# How to use a rule such that it substitutes the value x and derivatives of x in the expression?

For example, I have gotten the value for a certain function H[t,r]:

$$H[t,r] \to -\frac{2r(K[t,r]+K^{(0,1)}[t,r]+2m+r+...)}{(2m-r)}$$

I want to replace its value, using "rules" in another function that depends on the values ​​of H[t,r] and some first or second derivatives on t and r. For exemple:

$$F=2m+H[t,r]+H^{(0,2)}[t,r]+H^{(1,1)}[t,r]+...$$

When I just use /. ruleH Mathematica replaces only the values ​​of H[t,r] and does not change the derivatives. Is there a command that does this?

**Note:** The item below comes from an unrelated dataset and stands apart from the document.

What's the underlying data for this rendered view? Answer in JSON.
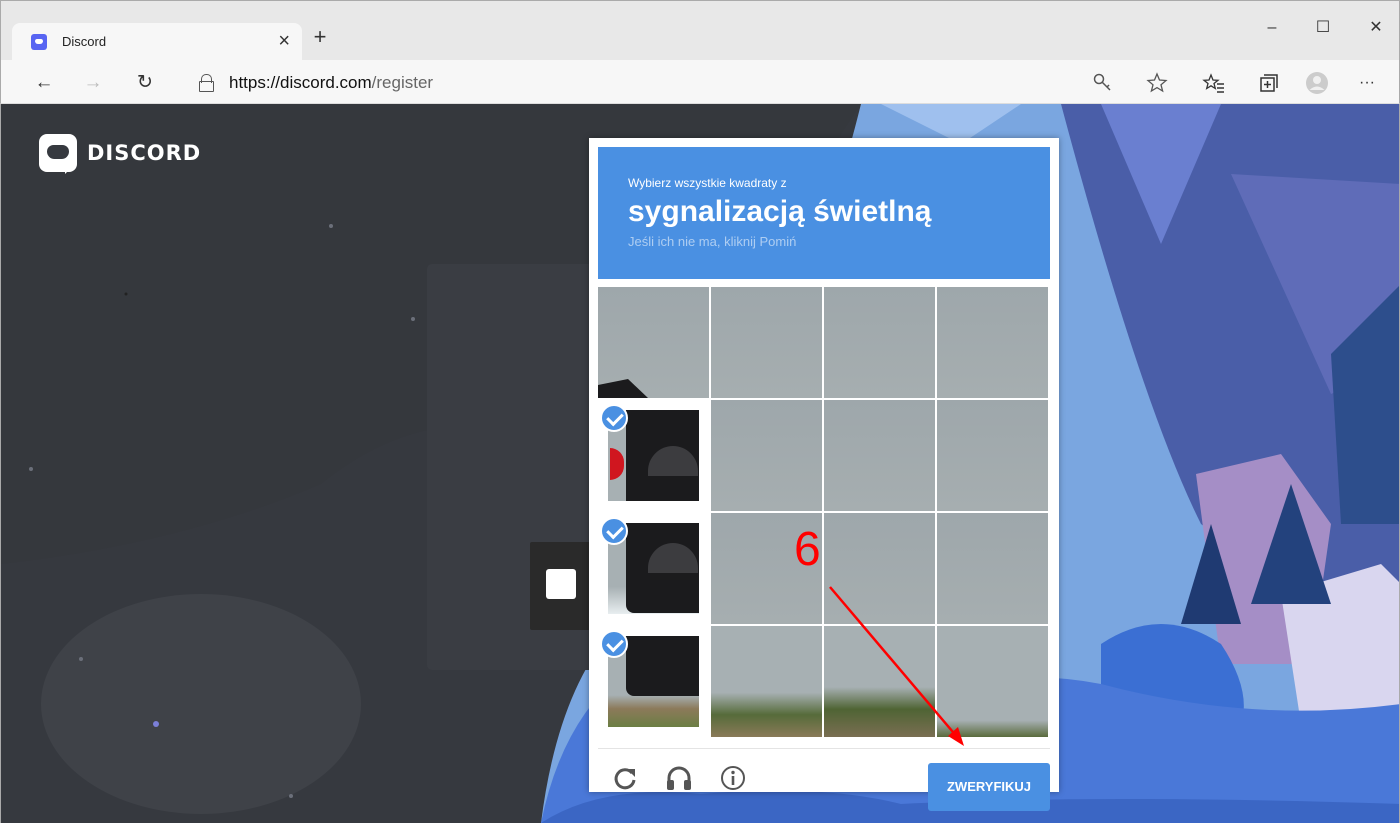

To obtain H -> Function[{t, r}, G[t, r]]form, use the following:

# /. HoldPattern[y_[x__] -> bodyfunc_] :>
y -> Function[{x}, bodyfunc] & /@ {yourRule}


And then:

F /. H -> Function[{t, r}, G[t, r]]


Here, $$G(t,r)$$ is the expression on the right-hand side of your rule:

$$-\frac{2r(K[t,r]+K^{(0,1)}[t,r]+2m+r+...)}{(2m-r)}$$

An example:

D[x^3, {x, #}] & /@ Range[3]
(*{3 x^2, 6 x, 6}*)
# /. HoldPattern[y_[x__] -> bodyfunc_] :>
y -> Function[{x}, bodyfunc] & /@ {y[x] -> x^3}
(* y -> Function[{x}, x^3]*)
{y'[x], y''[x], y''[x]} /. y -> Function[{x}, x^3]
(*{3 x^2, 6 x, 6}*)


Update: you can use the Resource Function SolutionRulesToFunctions.

The short form of your functions since you don't give the whole expression

F = 2*m + H[t, r] + D[H[t, r], r, r] + D[H[t, r], t, r]


set the rule to include derivatives:

ruleH1 = H -> Function[{t, r}, -((2*r*(K[t, r] + D[K[t, r], r] + 2*m + r))/(2*m - r))]


then just

F /. ruleH1 // FullSimplify


or if you like pure functions

ruleH2 = H -> (-((2*#2*(K[#1, #2] + D[K[#1, #2], #2] + 2*m + #2))/(2*m - #2)) &)

F /. ruleH2 // FullSimplify


Both give the same long expressions. Either way, to get your substitution to include derivatives, the substitution must be a function.

Rather than answering directly, let me try to you give some background info that will hopefully help you understand this yourself. Suppose you enter an expression such as f[t]+f'[t]. Mathematica actually interprets this input as the longer expression

Plus[f[t],Derivative[1][f][t]]


To see this, just type FullForm[f[t]+f'[t]] and it will show you the complete expression that is used internally. Mathematica does not show the FullForm by default since that would sometimes lead to awfully long expressions, but when you apply a rule to something and you cannot understand what is going on, you may have to look at the FullForm.

Examples:

• If you enter f[t] + f'[t] /. (f[x_] :> x^2) then f[t] is a match but no part of Derivative[1][f][t] is a match, and you get t^2 + f'[t].

• On the other hand, if you replace f[t] + f'[t] /. (f -> (#^2&)) then both occurrences of f match the left hand side of the rule, and you get t^2 + 2*t.